Le comité opérationnel réunira également les services compétents du ministère de la Culture, dont la Direction générale des médias et des industries culturelles (DGMIC), qui sera chef de file et assurera le pilotage ministériel du projet, mais aussi la Direction générale de la création artistique (DGCA), qui sera pleinement mobilisée, et le Secrétariat général (SG), qui apportera son expertise en matière juridique, budgétaire, immobilière ou de ressources humaines.
Les directions régionales des affaires culturelles (DRAC), qui ont un rôle clé à jouer notamment en matière d’action territoriale, seront également étroitement associées à chaque étape de ce processus. C’est pourquoi le comité opérationnel inclura également un représentant des DRAC.

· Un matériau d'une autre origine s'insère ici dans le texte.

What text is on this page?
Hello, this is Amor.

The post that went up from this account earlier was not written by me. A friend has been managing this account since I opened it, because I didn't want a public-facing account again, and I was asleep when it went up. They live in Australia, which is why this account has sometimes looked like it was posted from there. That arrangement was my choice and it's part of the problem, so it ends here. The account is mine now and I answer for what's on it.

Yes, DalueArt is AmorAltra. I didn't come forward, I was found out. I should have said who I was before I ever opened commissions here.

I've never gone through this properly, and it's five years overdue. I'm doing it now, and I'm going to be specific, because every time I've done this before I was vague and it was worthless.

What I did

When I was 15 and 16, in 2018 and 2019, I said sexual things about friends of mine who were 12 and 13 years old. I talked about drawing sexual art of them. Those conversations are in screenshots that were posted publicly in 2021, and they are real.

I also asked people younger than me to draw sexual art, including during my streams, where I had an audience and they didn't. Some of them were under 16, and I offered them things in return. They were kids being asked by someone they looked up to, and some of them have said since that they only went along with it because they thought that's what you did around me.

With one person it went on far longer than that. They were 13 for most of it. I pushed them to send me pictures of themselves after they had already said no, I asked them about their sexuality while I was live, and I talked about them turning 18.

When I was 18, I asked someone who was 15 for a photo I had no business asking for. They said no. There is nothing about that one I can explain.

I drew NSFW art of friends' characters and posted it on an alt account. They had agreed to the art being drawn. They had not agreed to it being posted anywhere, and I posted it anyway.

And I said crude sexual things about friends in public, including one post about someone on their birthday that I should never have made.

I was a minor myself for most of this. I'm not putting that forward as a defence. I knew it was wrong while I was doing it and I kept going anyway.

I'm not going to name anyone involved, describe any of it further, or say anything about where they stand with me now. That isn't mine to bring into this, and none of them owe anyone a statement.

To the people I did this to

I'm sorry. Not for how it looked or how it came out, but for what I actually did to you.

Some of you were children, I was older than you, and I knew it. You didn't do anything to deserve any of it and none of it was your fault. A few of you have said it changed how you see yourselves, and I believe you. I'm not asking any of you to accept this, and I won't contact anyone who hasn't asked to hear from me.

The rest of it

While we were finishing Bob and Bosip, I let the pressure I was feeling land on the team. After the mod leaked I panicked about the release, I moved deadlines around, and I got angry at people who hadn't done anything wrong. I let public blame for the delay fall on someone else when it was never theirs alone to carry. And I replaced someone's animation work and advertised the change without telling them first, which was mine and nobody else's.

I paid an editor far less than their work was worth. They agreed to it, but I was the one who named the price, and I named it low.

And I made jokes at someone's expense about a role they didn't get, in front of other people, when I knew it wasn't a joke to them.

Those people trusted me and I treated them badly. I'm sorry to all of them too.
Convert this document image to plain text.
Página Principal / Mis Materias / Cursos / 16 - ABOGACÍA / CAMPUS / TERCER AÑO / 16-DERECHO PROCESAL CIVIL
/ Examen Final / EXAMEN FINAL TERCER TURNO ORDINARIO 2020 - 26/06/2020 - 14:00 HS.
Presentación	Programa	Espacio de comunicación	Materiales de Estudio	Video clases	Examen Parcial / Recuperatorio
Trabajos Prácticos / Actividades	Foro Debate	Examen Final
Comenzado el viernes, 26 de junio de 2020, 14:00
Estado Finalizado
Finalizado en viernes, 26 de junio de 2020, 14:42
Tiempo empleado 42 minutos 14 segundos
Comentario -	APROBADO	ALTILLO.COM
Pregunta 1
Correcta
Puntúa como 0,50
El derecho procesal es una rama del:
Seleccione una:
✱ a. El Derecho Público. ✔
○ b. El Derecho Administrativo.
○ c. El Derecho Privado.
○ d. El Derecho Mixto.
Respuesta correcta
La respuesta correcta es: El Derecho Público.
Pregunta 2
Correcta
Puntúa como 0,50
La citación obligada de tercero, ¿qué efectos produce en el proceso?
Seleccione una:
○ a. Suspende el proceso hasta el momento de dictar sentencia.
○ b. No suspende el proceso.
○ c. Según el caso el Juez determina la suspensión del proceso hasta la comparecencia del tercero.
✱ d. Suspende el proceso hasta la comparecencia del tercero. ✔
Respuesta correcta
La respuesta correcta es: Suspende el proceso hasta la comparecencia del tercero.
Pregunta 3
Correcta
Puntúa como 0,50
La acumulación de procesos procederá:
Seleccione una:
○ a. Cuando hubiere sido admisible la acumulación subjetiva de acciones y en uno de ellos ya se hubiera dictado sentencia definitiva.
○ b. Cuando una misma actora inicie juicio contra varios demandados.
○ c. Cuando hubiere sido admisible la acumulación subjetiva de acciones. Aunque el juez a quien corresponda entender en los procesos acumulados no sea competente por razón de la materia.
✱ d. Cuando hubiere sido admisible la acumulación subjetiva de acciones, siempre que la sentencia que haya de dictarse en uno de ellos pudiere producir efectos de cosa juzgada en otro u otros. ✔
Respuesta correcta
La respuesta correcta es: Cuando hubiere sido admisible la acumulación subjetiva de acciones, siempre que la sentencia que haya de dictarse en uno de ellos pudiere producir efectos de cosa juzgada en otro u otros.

Je souhaite bien entendu que, vous, acteurs et professionnels du secteur, soyez pleinement associés à ces réflexions. Je m’y suis engagé. Je souhaite donc que soit réuni un « comité de liaison » des professionnels. Dans un souci d’efficacité et de mise en place effective et rapide du CNM, ce comité de liaison se réunira selon deux formats : un format restreint, qui aura vocation à échanger très régulièrement avec le comité opérationnel, par exemple sur un rythme mensuel, et un format plénier, intégrant l’ensemble de la filière, qui rencontrera le comité opérationnel sur une base trimestrielle.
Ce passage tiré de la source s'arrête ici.